Pierce used these interviews along with the few papers that Wyckoff’s family still had to construct a biography of the man. Unfortunately for Pierce, no publisher that he reached out to had an interest in publishing his manuscript. Around 1970, Pierce shelved the project and apparently never returned to it. When he died in 2008, he left his box of material to Lafayette, no doubt hoping that someone would come along and pick up the project. And here I was, sixty years after Pierce started his biography.

Even with Pierce’s papers, there is scant information to use. Wyckoff published during his most productive years, but they were cut short. Pierce’s box of material holds a few great insights, but it also holds frustration and tantalizing evidence that is lost to me. For instance, Leah Wyckoff wrote an autobiography, A Wonderful Life’s Ups and Downs, which Pierce read and made notes about. But the manuscript was returned to Leah, and all that I have are a few of Pierce’s notes on its contents. Twenty years later, Pierce, no doubt, would have had access to a Xerox machine to photocopy these materials. Alas, they are gone.

Photograph from New York World-Telegram and the Sun Newspaper Photograph Collection, courtesy Library of Congress. Located at National Geographic.

 

One other thing that remains is a note from Upton Sinclair. It was this discovery that brought on such a rush of excitement that I had to go outside into the summer afternoon for a moment to

collect myself. On September 20, 1963, the Lilly Library at Indiana University opened an exhibit of “books, manuscripts and other materials” from the Upton Sinclair Archives. In the Alfred E. Pierce papers at Lafayette College, there is a program from this event. It notes that Indiana University opened this exhibit to mark the occasion on Upton Sinclair’s eighty-fifth birthday. On the back of Pierce’s copy, one finds this handwritten note:

Dear Mr. Pierce,

Yes, I read Wyckoff’s book when it appeared and it taught me a lot.

Sincerely,

Upton Sinclair

 While, many readers of this blog are not likely to be familiar with Wyckoff, it seems to me that nearly all of them will know Mr. Sinclair. This one, small note has helped me to connect Wyckoff’s work to that of similar writers during the Progressive Era. It has opened my dissertation up in ways that I did not expect. Further, these connections to “muckrakers” like Sinclair helps to place Wyckoff’s work in the context of the next generation of writers who sought to understand the lives and labors of American workers at the turn of the twentieth century.

 

 

 

 

Beau Driver is a Ph.D. Candidate at the University of Colorado, Boulder, where he will defend his dissertation, “The Worker: Walter Wyckoff and His Experiment in Reality,” this spring.
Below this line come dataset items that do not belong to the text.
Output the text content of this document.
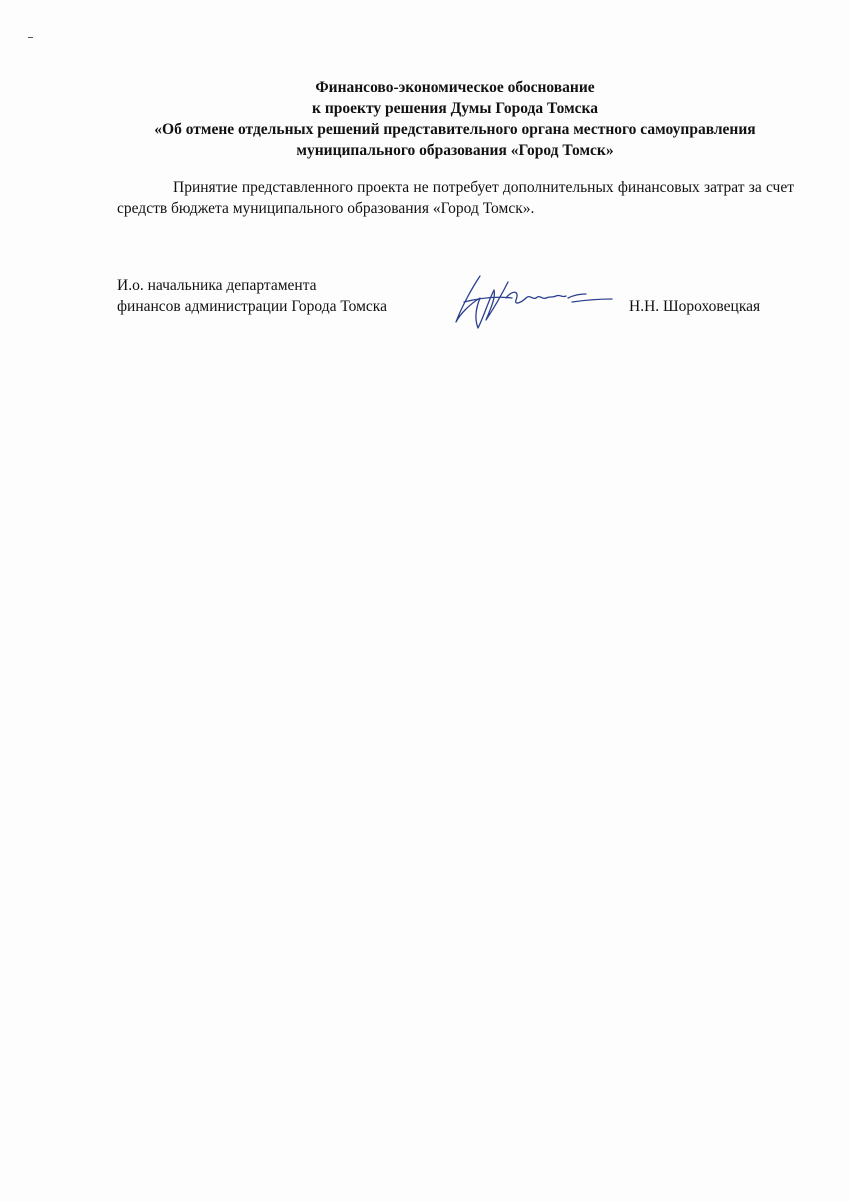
Финансово-экономическое обоснование
к проекту решения Думы Города Томска
«Об отмене отдельных решений представительного органа местного самоуправления
муниципального образования «Город Томск»

Принятие представленного проекта не потребует дополнительных финансовых затрат за счет средств бюджета муниципального образования «Город Томск».

И.о. начальника департамента
финансов администрации Города Томска	Н.Н. Шороховецкая
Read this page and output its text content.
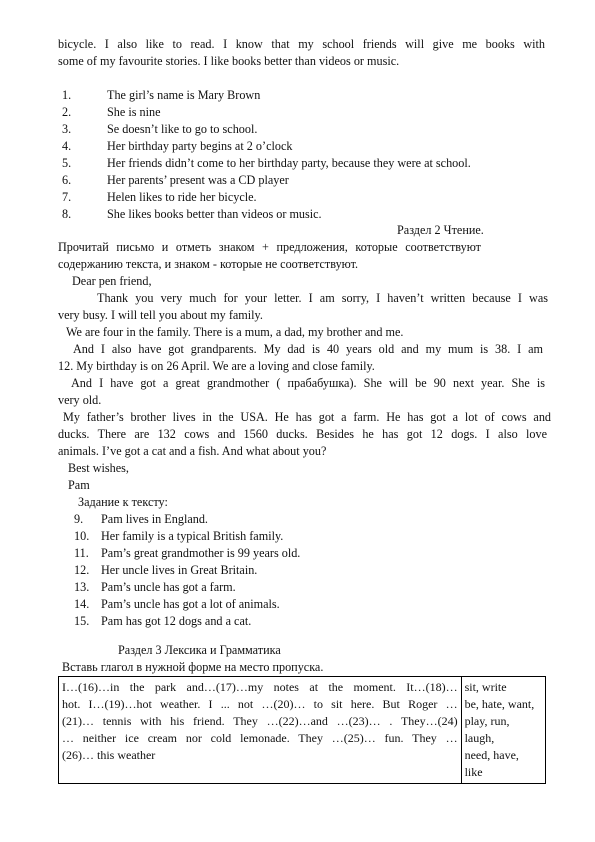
bicycle. I also like to read. I know that my school friends will give me books with
some of my favourite stories. I like books better than videos or music.
1.	The girl’s name is Mary Brown
2.	She is nine
3.	Se doesn’t like to go to school.
4.	Her birthday party begins at 2 o’clock
5.	Her friends didn’t come to her birthday party, because they were at school.
6.	Her parents’ present was a CD player
7.	Helen likes to ride her bicycle.
8.	She likes books better than videos or music.
Раздел 2 Чтение.
Прочитай письмо и отметь знаком + предложения, которые соответствуют
содержанию текста, и знаком - которые не соответствуют.
Dear pen friend,
Thank you very much for your letter. I am sorry, I haven’t written because I was
very busy. I will tell you about my family.
We are four in the family. There is a mum, a dad, my brother and me.
And I also have got grandparents. My dad is 40 years old and my mum is 38. I am
12. My birthday is on 26 April. We are a loving and close family.
And I have got a great grandmother ( прабабушка). She will be 90 next year. She is
very old.
My father’s brother lives in the USA. He has got a farm. He has got a lot of cows and
ducks. There are 132 cows and 1560 ducks. Besides he has got 12 dogs. I also love
animals. I’ve got a cat and a fish. And what about you?
Best wishes,
Pam
Задание к тексту:
9. Pam lives in England.
10. Her family is a typical British family.
11. Pam’s great grandmother is 99 years old.
12. Her uncle lives in Great Britain.
13. Pam’s uncle has got a farm.
14. Pam’s uncle has got a lot of animals.
15. Pam has got 12 dogs and a cat.
Раздел 3 Лексика и Грамматика
Вставь глагол в нужной форме на место пропуска.
I…(16)…in the park and…(17)…my notes at the moment. It…(18)…
hot. I…(19)…hot weather. I ... not …(20)… to sit here. But Roger …
(21)… tennis with his friend. They …(22)…and …(23)… . They…(24)
… neither ice cream nor cold lemonade. They …(25)… fun. They …
(26)… this weather

sit, write
be, hate, want,
play, run, laugh,
need, have,
like
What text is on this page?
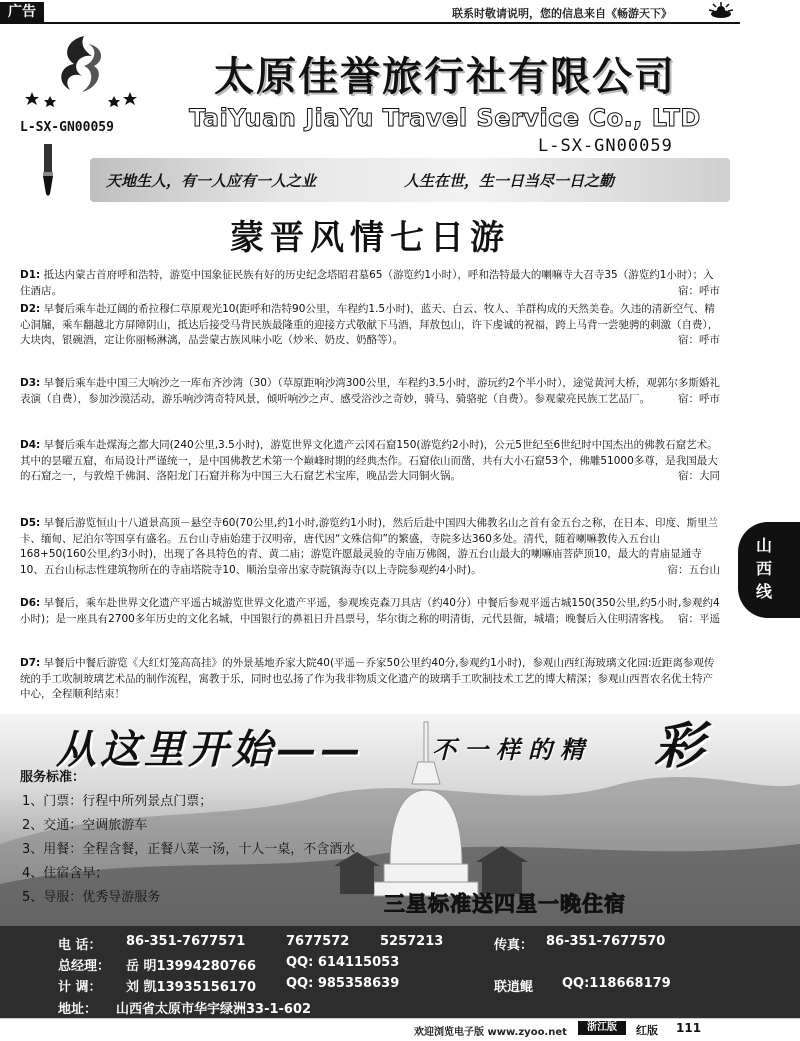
广告	联系时敬请说明，您的信息来自《畅游天下》
L-SX-GN00059
太原佳誉旅行社有限公司
TaiYuan JiaYu Travel Service Co., LTD
L-SX-GN00059
天地生人，有一人应有一人之业	人生在世，生一日当尽一日之勤
蒙晋风情七日游
D1: 抵达内蒙古首府呼和浩特，游览中国象征民族有好的历史纪念塔昭君墓65（游览约1小时），呼和浩特最大的喇嘛寺大召寺35（游览约1小时）；入住酒店。	宿：呼市
D2: 早餐后乘车赴辽阔的希拉穆仁草原观光10(距呼和浩特90公里，车程约1.5小时)，蓝天、白云、牧人、羊群构成的天然美卷。久违的清新空气、精心洞牖，乘车翻越北方屏障阴山，抵达后接受马背民族最隆重的迎接方式敬献下马酒，拜敖包山，许下虔诚的祝福，跨上马背一尝驰骋的刺激（自费），大块肉，银碗酒，定让你丽畅淋漓，品尝蒙古族风味小吃（炒米、奶皮、奶酪等）。	宿：呼市
D3: 早餐后乘车赴中国三大响沙之一库布齐沙湾（30）（草原距响沙湾300公里，车程约3.5小时，游玩约2个半小时），途觉黄河大桥，观郭尔多斯婚礼表演（自费），参加沙漠活动，游乐响沙湾奇特风景，倾听响沙之声、感受浴沙之奇妙，骑马、骑骆驼（自费）。参观蒙亮民族工艺品厂。	宿：呼市
D4: 早餐后乘车赴煤海之都大同(240公里,3.5小时)，游览世界文化遗产云冈石窟150(游览约2小时)，公元5世纪至6世纪时中国杰出的佛教石窟艺术。其中的昙曜五窟，布局设计严谨统一，是中国佛教艺术第一个巅峰时期的经典杰作。石窟依山而凿，共有大小石窟53个，佛雕51000多尊，是我国最大的石窟之一，与敦煌千佛洞、洛阳龙门石窟并称为中国三大石窟艺术宝库，晚品尝大同铜火锅。	宿：大同
D5: 早餐后游览恒山十八道景高顶－悬空寺60(70公里,约1小时,游览约1小时)，然后后赴中国四大佛教名山之首有金五台之称，在日本、印度、斯里兰卡、缅甸、尼泊尔等国享有盛名。五台山寺庙始建于汉明帝，唐代因“文殊信仰”的繁盛，寺院多达360多处。清代，随着喇嘛教传入五台山168+50(160公里,约3小时)，出现了各具特色的青、黄二庙；游览许愿最灵验的寺庙万佛阁，游五台山最大的喇嘛庙菩萨顶10，最大的青庙显通寺10、五台山标志性建筑物所在的寺庙塔院寺10、顺治皇帝出家寺院镇海寺(以上寺院参观约4小时)。	宿：五台山
D6: 早餐后，乘车赴世界文化遗产平遥古城游览世界文化遗产平遥，参观埃克森刀具店（约40分）中餐后参观平遥古城150(350公里,约5小时,参观约4小时)；是一座具有2700多年历史的文化名城，中国银行的鼻祖日升昌票号，华尔街之称的明清街，元代县衙，城墙；晚餐后入住明清客栈。 宿：平遥
D7: 早餐后中餐后游览《大红灯笼高高挂》的外景基地乔家大院40(平遥－乔家50公里约40分,参观约1小时)，参观山西红海玻璃文化园:近距离参观传统的手工吹制玻璃艺术品的制作流程，寓教于乐，同时也弘扬了作为我非物质文化遗产的玻璃手工吹制技术工艺的博大精深；参观山西晋农名优土特产中心，全程顺利结束！
山西线
从这里开始——	不一样的精 彩
服务标准：
1、门票：行程中所列景点门票；
2、交通：空调旅游车
3、用餐：全程含餐，正餐八菜一汤，十人一桌，不含酒水
4、住宿含早；
5、导服：优秀导游服务	三星标准送四星一晚住宿
电 话： 86-351-7677571	7677572 5257213	传真： 86-351-7677570
总经理： 岳 明13994280766 QQ: 614115053
计 调： 刘 凯13935156170 QQ: 985358639	联逍鲲 QQ:118668179
地址： 山西省太原市华宇绿洲33-1-602
欢迎浏览电子版 www.zyoo.net	浙江版	红版 111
Beau is also a co-founder of Erstwhile Blog, a blog created and managed by history graduate students from CU.

[1] For more info on Third-Culture Kids, see Young Yun Kim, “Intercultural Personhood: Globalization and A Way of Being,” International Journal of Intercultural Relations, 32 (2008): 359-368; Allyn D. Lyttle, Gina G. Barker, and Terri Lynn Cornwell, “Adept through Adaptation: Third Culture Individuals’ Interpersonal Sensitivity,” International Journal of Intercultural Relations, 35 (2011): 686-694; and David Hollinger, Protestants Abroad: How Missionaries Tried to Change the World but Changed America (Princeton, NJ:  Princeton University Press, 2017).
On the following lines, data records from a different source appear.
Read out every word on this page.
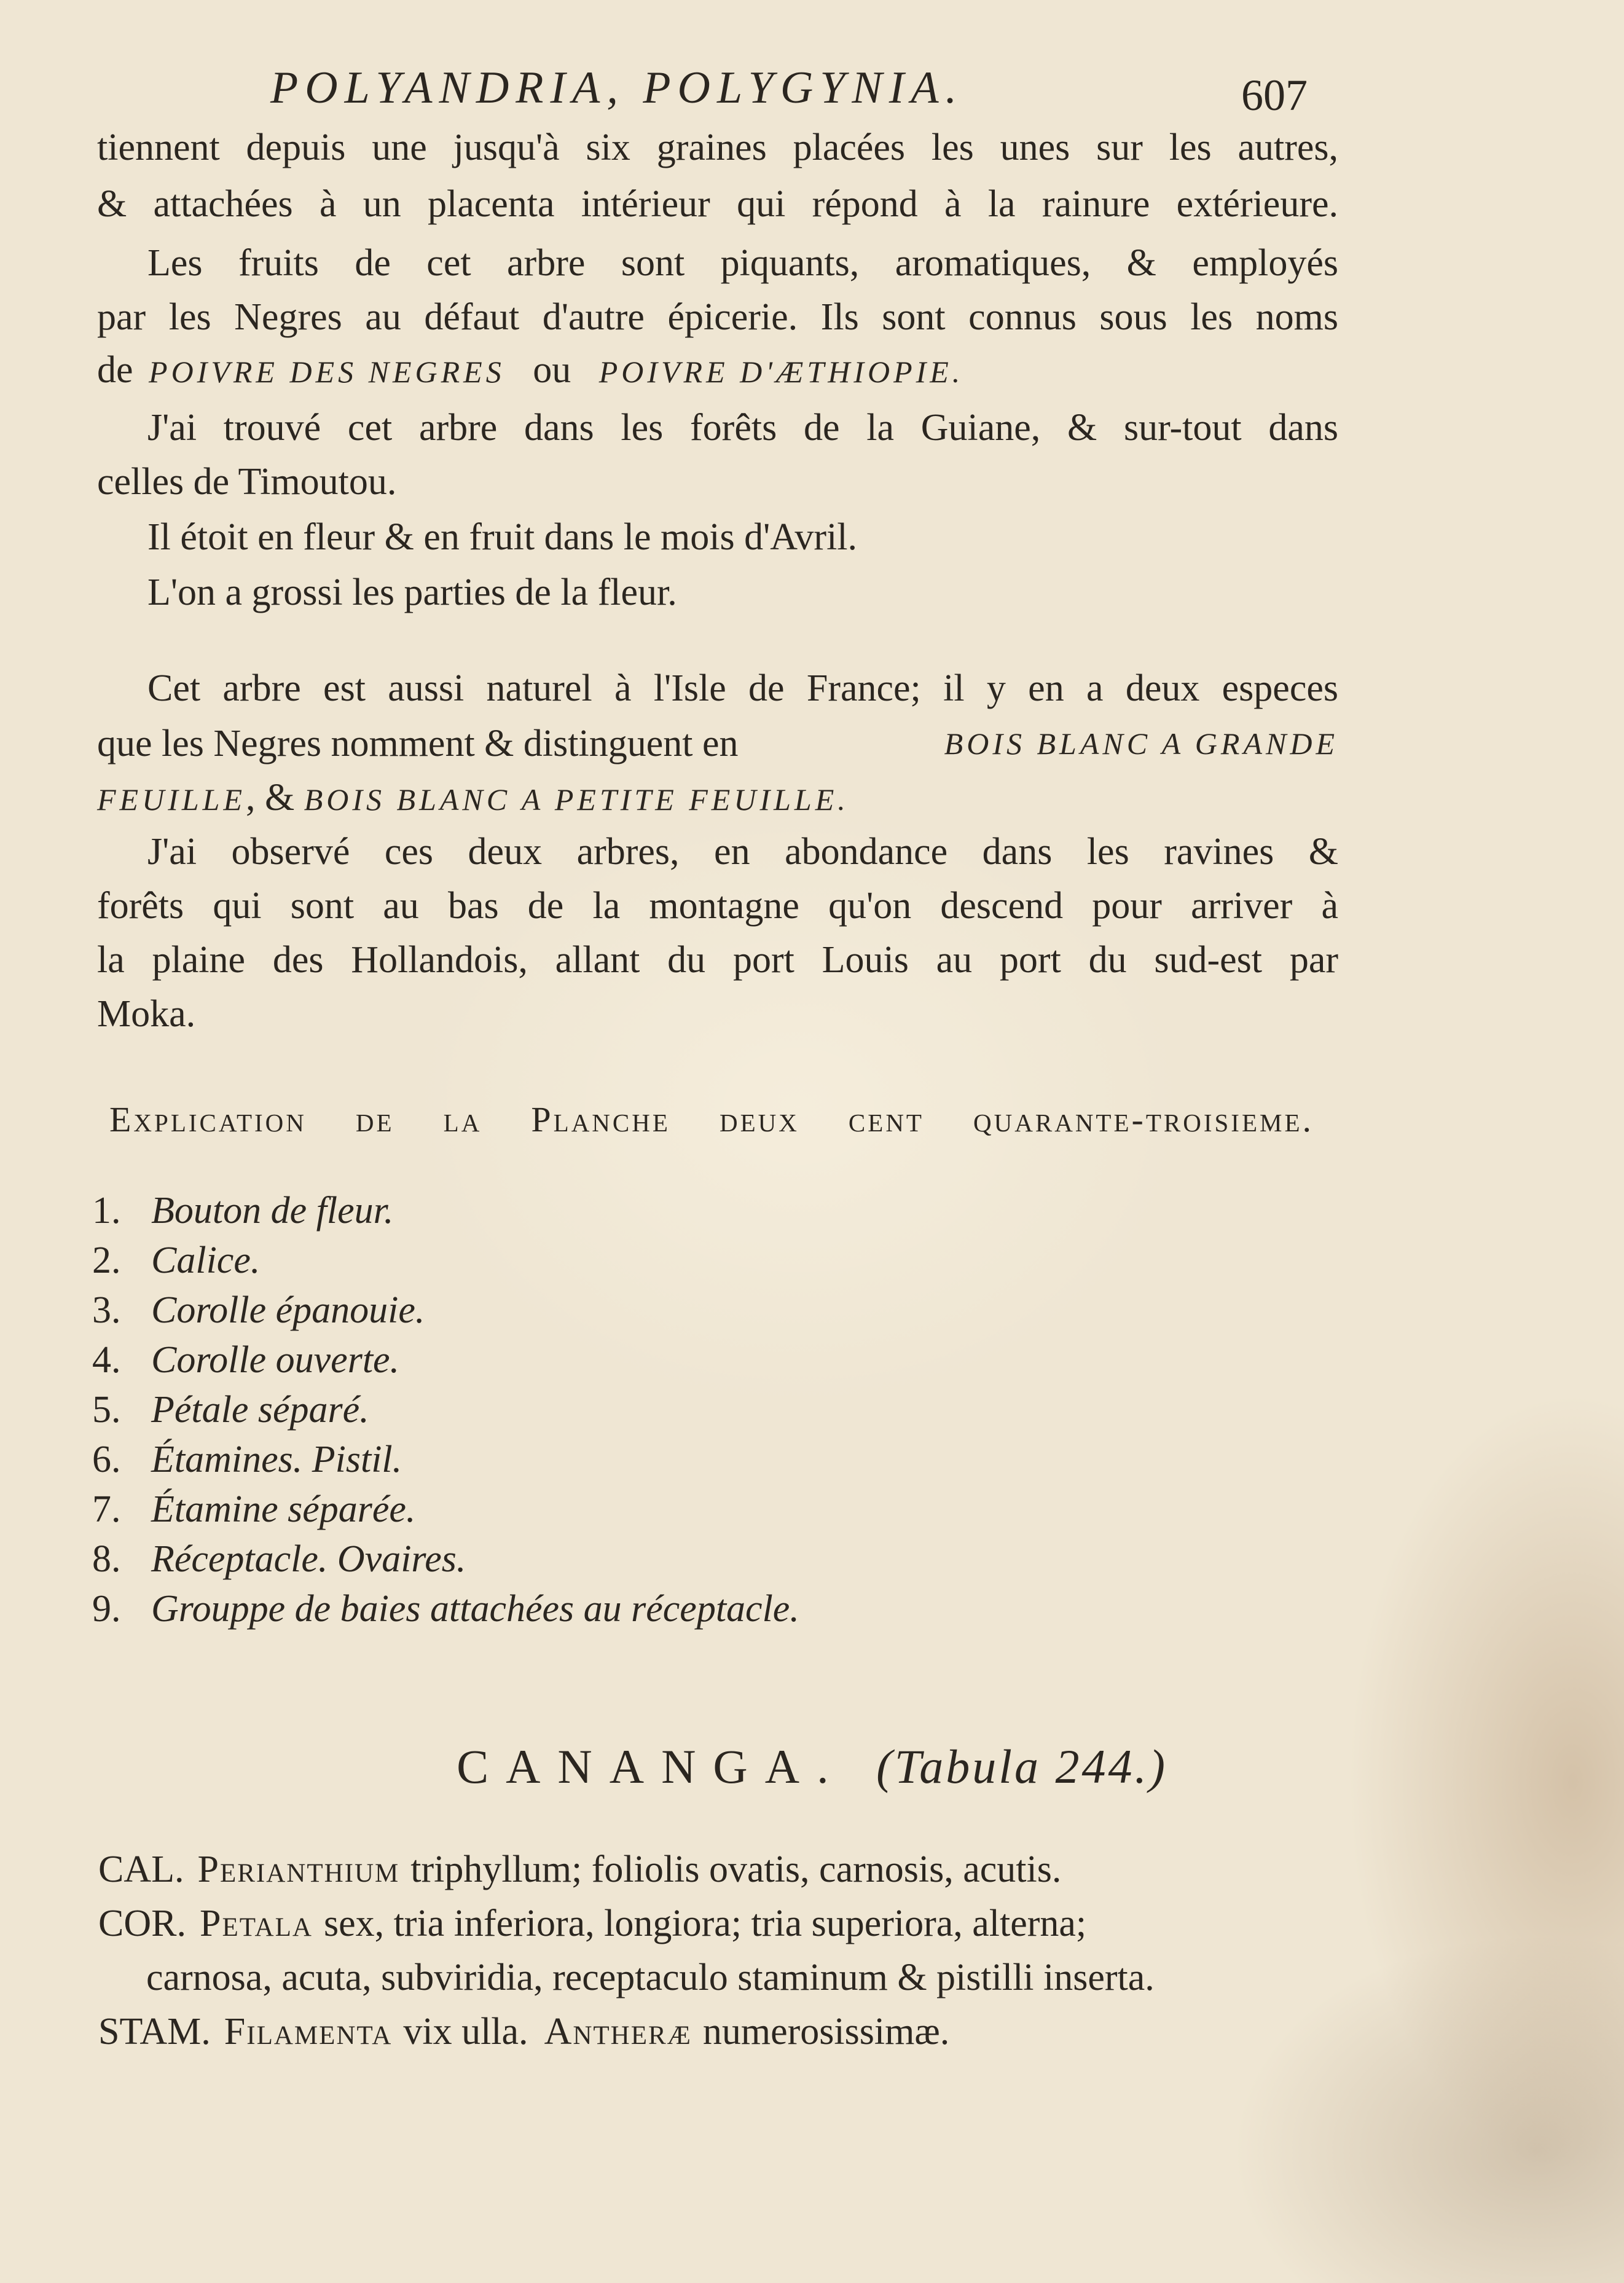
POLYANDRIA, POLYGYNIA.	607
tiennent depuis une jusqu'à six graines placées les unes sur les autres,
& attachées à un placenta intérieur qui répond à la rainure extérieure.
Les fruits de cet arbre sont piquants, aromatiques, & employés
par les Negres au défaut d'autre épicerie. Ils sont connus sous les noms
de POIVRE DES NEGRES ou POIVRE D'ÆTHIOPIE.
J'ai trouvé cet arbre dans les forêts de la Guiane, & sur-tout dans
celles de Timoutou.
Il étoit en fleur & en fruit dans le mois d'Avril.
L'on a grossi les parties de la fleur.
Cet arbre est aussi naturel à l'Isle de France; il y en a deux especes
que les Negres nomment & distinguent en	BOIS BLANC A GRANDE
FEUILLE, & BOIS BLANC A PETITE FEUILLE.
J'ai observé ces deux arbres, en abondance dans les ravines &
forêts qui sont au bas de la montagne qu'on descend pour arriver à
la plaine des Hollandois, allant du port Louis au port du sud-est par
Moka.
Explication de la Planche deux cent quarante-troisieme.
1. Bouton de fleur.
2. Calice.
3. Corolle épanouie.
4. Corolle ouverte.
5. Pétale séparé.
6. Étamines. Pistil.
7. Étamine séparée.
8. Réceptacle. Ovaires.
9. Grouppe de baies attachées au réceptacle.
CANANGA. (Tabula 244.)
CAL. Perianthium triphyllum; foliolis ovatis, carnosis, acutis.
COR. Petala sex, tria inferiora, longiora; tria superiora, alterna;
carnosa, acuta, subviridia, receptaculo staminum & pistilli inserta.
STAM. Filamenta vix ulla. Antheræ numerosissimæ.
[2] For more on this phenomenon of “downclassing” see Mark Pittenger, “A World of Difference: Constructing the ‘Underclass’ in Progressive America,” American Quarterly 49, (1997): 26-65; Pittenger, Class Unknown: Undercover Investigations of American Work and Poverty from the Progressive Era to the Present (New York:  NYU Press, 2012); Eric Schocket, “Undercover Explorations of the ‘Other Half,’ Or the Writer as Class Transvestite,” Representations 64, (1998): 109-133; Eric Schocket, Vanishing Moments: Class and American Literature (Ann Arbor, MI: University of Michigan Press, 2006).